Russia's Interstate Aviation Committee has concluded that inexperienced crew, poor training and weak safety standards at the airline has caused the near vertical Tatarstan Airline Boeing 737 crash on 17 November 2013, that killed all the 50 on board.
The Boeing 737 pilots while landing at Kazan airport, opted to execute a go-around after unsuccessful attempts to bring the aircraft back on course and stabilize the unstable approach.
Both pilots had not realized the autopilot had disengaged as they attempted the go-around, during which the aircraft was around 270 m above the runway.

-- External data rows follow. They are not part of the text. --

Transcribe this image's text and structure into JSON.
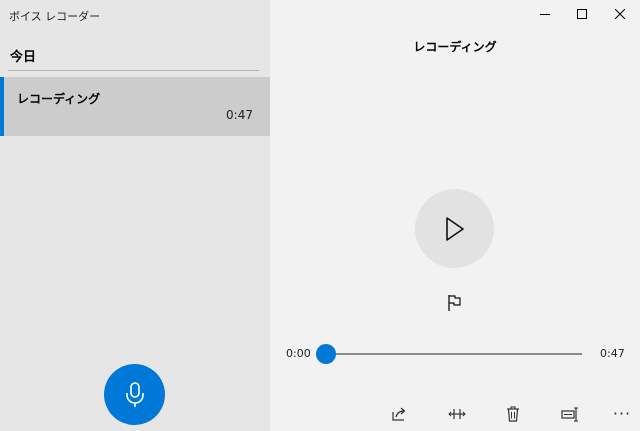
{
  "app": {
    "title": "ボイス レコーダー"
  },
  "sidebar": {
    "section_header": "今日",
    "recordings": [
      {
        "name": "レコーディング",
        "duration": "0:47",
        "selected": true
      }
    ],
    "record_button_icon": "microphone-icon"
  },
  "window_controls": [
    "minimize-icon",
    "maximize-icon",
    "close-icon"
  ],
  "player": {
    "title": "レコーディング",
    "play_icon": "play-icon",
    "flag_icon": "flag-icon",
    "time_current": "0:00",
    "time_total": "0:47",
    "progress": 0
  },
  "toolbar": {
    "icons": [
      "share-icon",
      "trim-icon",
      "delete-icon",
      "rename-icon",
      "more-icon"
    ]
  },
  "colors": {
    "accent": "#0078d7",
    "sidebar_bg": "#e6e6e6",
    "selected_bg": "#cccccc",
    "main_bg": "#f2f2f2"
  }
}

The 737-500 initially pitched up excessively, exceeding the ATC specified height of 500 m for a go-around. After stabilizing at 700 m, the aircraft entered a steep dive from which it never recovered.
The aircraft entered a 75-degree-nose-down steep dive at a speed of 242 knots (448 km/h) and exploded upon striking the ground near to the designated Runway 29.

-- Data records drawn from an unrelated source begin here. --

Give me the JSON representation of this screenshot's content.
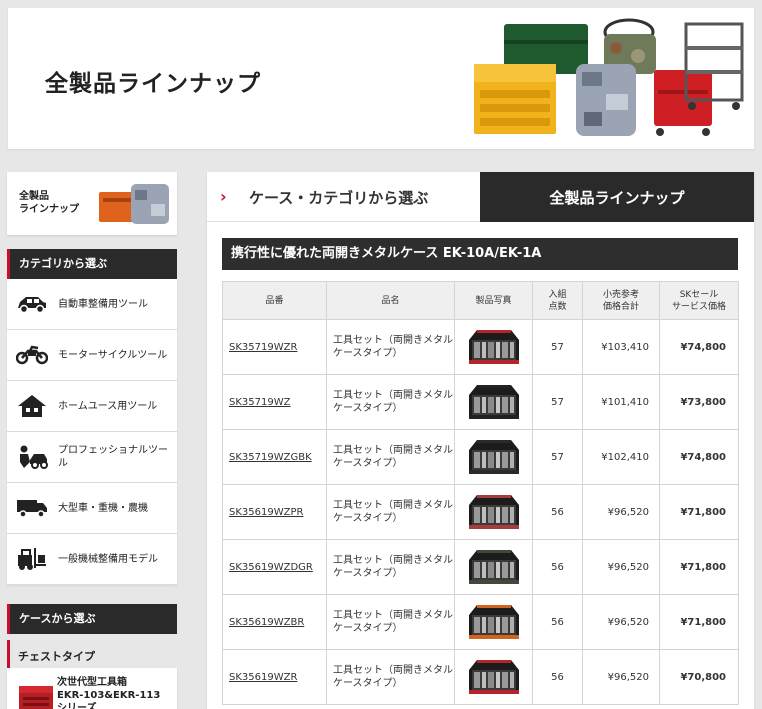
{
  "banner": {
    "title": "全製品ラインナップ"
  },
  "sidebar": {
    "lineup_card": {
      "label": "全製品\nラインナップ"
    },
    "category_heading": "カテゴリから選ぶ",
    "categories": [
      {
        "label": "自動車整備用ツール",
        "icon": "car-icon"
      },
      {
        "label": "モーターサイクルツール",
        "icon": "motorcycle-icon"
      },
      {
        "label": "ホームユース用ツール",
        "icon": "house-icon"
      },
      {
        "label": "プロフェッショナルツール",
        "icon": "mechanic-icon"
      },
      {
        "label": "大型車・重機・農機",
        "icon": "truck-icon"
      },
      {
        "label": "一般機械整備用モデル",
        "icon": "forklift-icon"
      }
    ],
    "case_heading": "ケースから選ぶ",
    "chest_heading": "チェストタイプ",
    "chest_item": {
      "label": "次世代型工具箱\nEKR-103&EKR-113\nシリーズ"
    }
  },
  "main": {
    "tabs": [
      {
        "label": "ケース・カテゴリから選ぶ",
        "active": false
      },
      {
        "label": "全製品ラインナップ",
        "active": true
      }
    ],
    "section_title": "携行性に優れた両開きメタルケース EK-10A/EK-1A",
    "table": {
      "headers": [
        "品番",
        "品名",
        "製品写真",
        "入組\n点数",
        "小売参考\n価格合計",
        "SKセール\nサービス価格"
      ],
      "rows": [
        {
          "code": "SK35719WZR",
          "name": "工具セット（両開きメタルケースタイプ）",
          "qty": "57",
          "retail": "¥103,410",
          "sale": "¥74,800",
          "accent": "#b3252b"
        },
        {
          "code": "SK35719WZ",
          "name": "工具セット（両開きメタルケースタイプ）",
          "qty": "57",
          "retail": "¥101,410",
          "sale": "¥73,800",
          "accent": "#222222"
        },
        {
          "code": "SK35719WZGBK",
          "name": "工具セット（両開きメタルケースタイプ）",
          "qty": "57",
          "retail": "¥102,410",
          "sale": "¥74,800",
          "accent": "#2a2a2a"
        },
        {
          "code": "SK35619WZPR",
          "name": "工具セット（両開きメタルケースタイプ）",
          "qty": "56",
          "retail": "¥96,520",
          "sale": "¥71,800",
          "accent": "#a63c3c"
        },
        {
          "code": "SK35619WZDGR",
          "name": "工具セット（両開きメタルケースタイプ）",
          "qty": "56",
          "retail": "¥96,520",
          "sale": "¥71,800",
          "accent": "#3f4a3a"
        },
        {
          "code": "SK35619WZBR",
          "name": "工具セット（両開きメタルケースタイプ）",
          "qty": "56",
          "retail": "¥96,520",
          "sale": "¥71,800",
          "accent": "#d2651e"
        },
        {
          "code": "SK35619WZR",
          "name": "工具セット（両開きメタルケースタイプ）",
          "qty": "56",
          "retail": "¥96,520",
          "sale": "¥70,800",
          "accent": "#b3252b"
        }
      ]
    }
  },
  "colors": {
    "accent_red": "#c8102e",
    "sale_red": "#e00000",
    "dark_bar": "#2a2a2a"
  }
}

The report says the crew failed to follow the ‘aviate, navigate, communicate’ principle, which prioritises control of the aircraft over matters such as radio communications. Unnecessary communications with the air traffic control led to prolonged co-pilot distraction from their duties and monitoring of flight parameters.
Also the captain's lack of skills to recover the aircraft from the complex spatial position (Upset Recovery) led to the creation of significant negative overload, loss of spatial orientation and transferred the aircraft into a steep dive.

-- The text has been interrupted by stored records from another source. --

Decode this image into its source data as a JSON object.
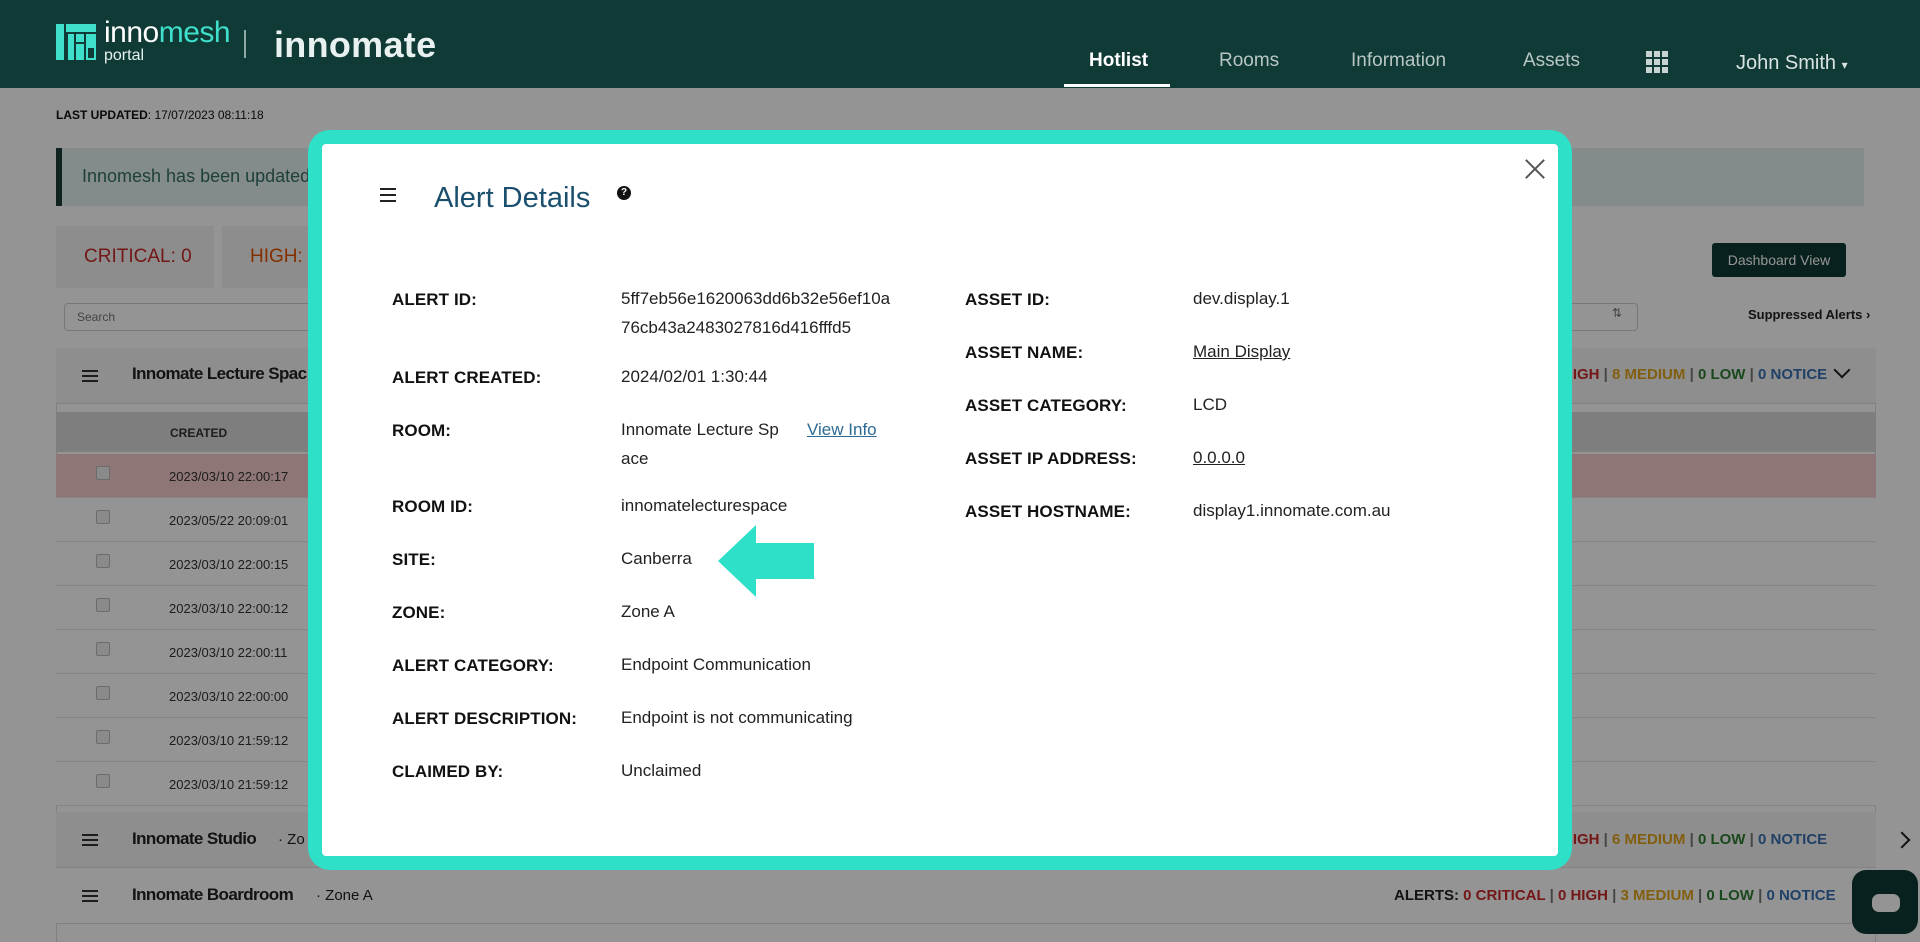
{
  "nav": {
    "brand_left": "inno",
    "brand_right": "mesh",
    "brand_sub": "portal",
    "brand2": "innomate",
    "links": [
      "Hotlist",
      "Rooms",
      "Information",
      "Assets"
    ],
    "active": "Hotlist",
    "user": "John Smith"
  },
  "page": {
    "last_updated_label": "LAST UPDATED",
    "last_updated_value": ": 17/07/2023 08:11:18",
    "banner": "Innomesh has been updated",
    "critical": "CRITICAL: 0",
    "high": "HIGH: ",
    "dashboard_button": "Dashboard View",
    "search_placeholder": "Search",
    "suppressed": "Suppressed Alerts",
    "groups": [
      {
        "title": "Innomate Lecture Spac",
        "zone": "",
        "summary": "HIGH | 8 MEDIUM | 0 LOW | 0 NOTICE"
      },
      {
        "title": "Innomate Studio",
        "zone": "· Zo",
        "summary": "HIGH | 6 MEDIUM | 0 LOW | 0 NOTICE"
      },
      {
        "title": "Innomate Boardroom",
        "zone": "· Zone A",
        "summary": "ALERTS: 0 CRITICAL | 0 HIGH | 3 MEDIUM | 0 LOW | 0 NOTICE"
      }
    ],
    "col_created": "CREATED",
    "rows": [
      "2023/03/10 22:00:17",
      "2023/05/22 20:09:01",
      "2023/03/10 22:00:15",
      "2023/03/10 22:00:12",
      "2023/03/10 22:00:11",
      "2023/03/10 22:00:00",
      "2023/03/10 21:59:12",
      "2023/03/10 21:59:12"
    ],
    "colors": {
      "critical": "#c62828",
      "high": "#e65100",
      "medium": "#e0a21a",
      "low": "#2e7d32",
      "notice": "#3a6fb0"
    }
  },
  "modal": {
    "title": "Alert Details",
    "help": "?",
    "left_fields": [
      {
        "label": "ALERT ID:",
        "value": "5ff7eb56e1620063dd6b32e56ef10a\n76cb43a2483027816d416fffd5"
      },
      {
        "label": "ALERT CREATED:",
        "value": "2024/02/01 1:30:44"
      },
      {
        "label": "ROOM:",
        "value": "Innomate Lecture Sp\nace",
        "link": "View Info"
      },
      {
        "label": "ROOM ID:",
        "value": "innomatelecturespace"
      },
      {
        "label": "SITE:",
        "value": "Canberra"
      },
      {
        "label": "ZONE:",
        "value": "Zone A"
      },
      {
        "label": "ALERT CATEGORY:",
        "value": "Endpoint Communication"
      },
      {
        "label": "ALERT DESCRIPTION:",
        "value": "Endpoint is not communicating"
      },
      {
        "label": "CLAIMED BY:",
        "value": "Unclaimed"
      }
    ],
    "right_fields": [
      {
        "label": "ASSET ID:",
        "value": "dev.display.1"
      },
      {
        "label": "ASSET NAME:",
        "value": "Main Display"
      },
      {
        "label": "ASSET CATEGORY:",
        "value": "LCD"
      },
      {
        "label": "ASSET IP ADDRESS:",
        "value": "0.0.0.0"
      },
      {
        "label": "ASSET HOSTNAME:",
        "value": "display1.innomate.com.au"
      }
    ],
    "frame_color": "#2de0c7",
    "title_color": "#1b4f6e"
  }
}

The go-around was required as the aircraft was considerably off course due to map shift error (by 4 km) and the lack of active support from the ATC. The map shift error was attributed partly to incorrect positioning data fed on ground.
Investigators believe an incorrect perception of the aircraft’s attitude (somatogravic illusion) could also have played a role in the fatal crash.
The Flight 363 took off from Domodedovo International Airport in Moscow at 6:25 p.m. local time. The crash was caught on security camera in the airport.